As described above, according to the present invention, the first step of housing the battery element group including the positive electrode, the negative electrode, and the polymer solid electrolyte in the flexible outer casing, and the step of reducing the pressure of the flexible outer casing to below atmospheric pressure. A manufacturing method comprising: a second step of sealing; and a third step of heat-welding the positive electrode, the negative electrode, and the solid electrolyte. Alternatively, it is possible to provide a polymer battery realizing a degree of freedom in battery shape by a manufacturing method of performing thermocompression bonding after returning the third step to an atmosphere of an atmospheric pressure or higher.

[Brief description of the drawings]

FIG. 1 is a top view of a battery according to an embodiment of the present invention.

FIG. 2 is a sectional view of the battery.

FIG. 3 is a sectional view of a three-dimensional battery according to an embodiment of the present invention.

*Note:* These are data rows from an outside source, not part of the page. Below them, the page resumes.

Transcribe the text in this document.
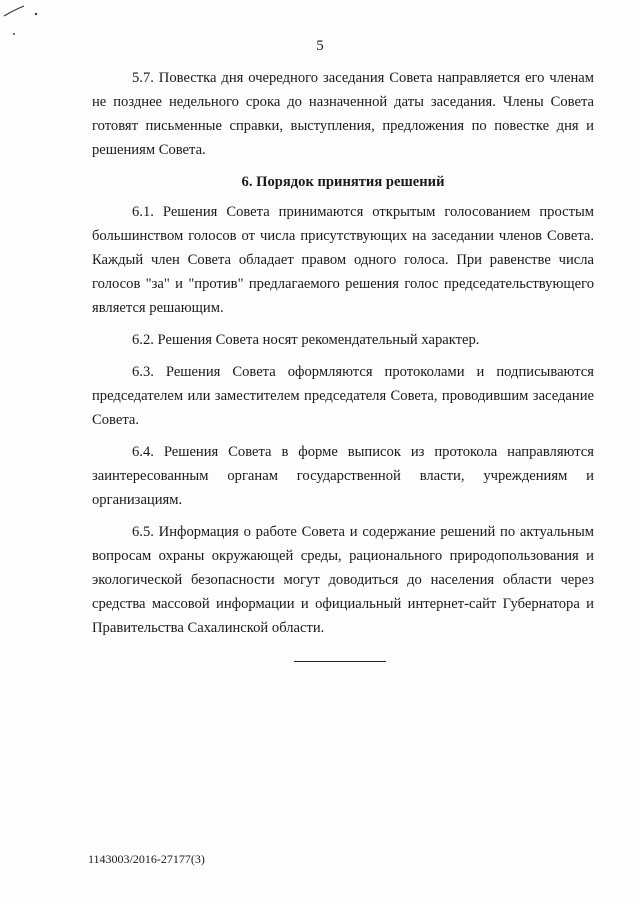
5

5.7. Повестка дня очередного заседания Совета направляется его членам не позднее недельного срока до назначенной даты заседания. Члены Совета готовят письменные справки, выступления, предложения по повестке дня и решениям Совета.

6. Порядок принятия решений

6.1. Решения Совета принимаются открытым голосованием простым большинством голосов от числа присутствующих на заседании членов Совета. Каждый член Совета обладает правом одного голоса. При равенстве числа голосов "за" и "против" предлагаемого решения голос председательствующего является решающим.

6.2. Решения Совета носят рекомендательный характер.

6.3. Решения Совета оформляются протоколами и подписываются председателем или заместителем председателя Совета, проводившим заседание Совета.

6.4. Решения Совета в форме выписок из протокола направляются заинтересованным органам государственной власти, учреждениям и организациям.

6.5. Информация о работе Совета и содержание решений по актуальным вопросам охраны окружающей среды, рационального природопользования и экологической безопасности могут доводиться до населения области через средства массовой информации и официальный интернет-сайт Губернатора и Правительства Сахалинской области.

1143003/2016-27177(3)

FIG. 4 is a cross-sectional view of a three-dimensional battery according to an embodiment of the related art.

[Explanation of symbols]

 DESCRIPTION OF SYMBOLS 1 Positive electrode 1a Positive electrode collector 1b Positive electrode mixture layer 1c Positive electrode lead attachment part 2 Negative electrode 2a Negative electrode collector 2b Negative electrode mixture layer 2c Negative electrode lead attaching part 3 Polymer solid electrolyte 4 Battery element 5 Positive electrode lead 6 Negative electrode lead 7 Aluminum Laminate bag 8 Positive electrode output terminal 9 Negative electrode output terminal 10 Positive electrode lead insulation protection film 11 Negative electrode lead insulation protection film P1 Aluminum laminated film heat welded part P2 Aluminum laminated film heat welded part P3 Aluminum laminated film heat welded part T Aluminum laminated film bent part

Continued on the front page F term (reference) 5H011 AA00 CC02 CC06 CC10 DD05 FF02 JJ25 5H029 AJ00 AK03 AL07 AM00 AM03 AM07 AM16 BJ04 BJ12 CJ02 CJ05 CJ06 CJ28 DJ02 DJ08 DJ09 DJ11 DJ13 DJ14 DJ16 EJ01 EJ12 EJ14

Claims (7)

[Claims] A first step of accommodating a battery element group comprising a positive electrode, a negative electrode, and a polymer solid electrolyte in a flexible outer casing, a second step of reducing the pressure of the flexible outer casing to below atmospheric pressure, and closing the flexible outer casing; A method for producing a polymer battery, comprising a third step of thermally welding a positive electrode, the negative electrode, and the solid electrolyte. 2. A first step of housing a battery element group including a positive electrode, a negative electrode, and a polymer solid electrolyte in a flexible outer casing, and a second step of sealing the flexible outer casing containing the battery element in an atmosphere under atmospheric pressure. And a third step of heat-welding the positive electrode, the negative electrode, and the solid electrolyte after returning to an atmosphere at or above atmospheric pressure. 3. The method for producing a polymer battery according to claim 1, wherein the polymer solid electrolyte is obtained by integrating an organic polymer compound and an electrolytic solution by gelation. . 4. The method according to claim 3, wherein the organic polymer compound is a fluororesin. 5. The method according to claim 3, wherein the organic polymer compound is a fluororesin having closed cells and / or through holes. 6. The method for producing a polymer battery according to claim 1, wherein at least one of the positive electrode and the negative electrode has a structure having an active material particle layer bound by a binder. 7. The method for producing a polymer battery according to claim 1, wherein the flexible exterior body is formed in a three-dimensional shape in advance.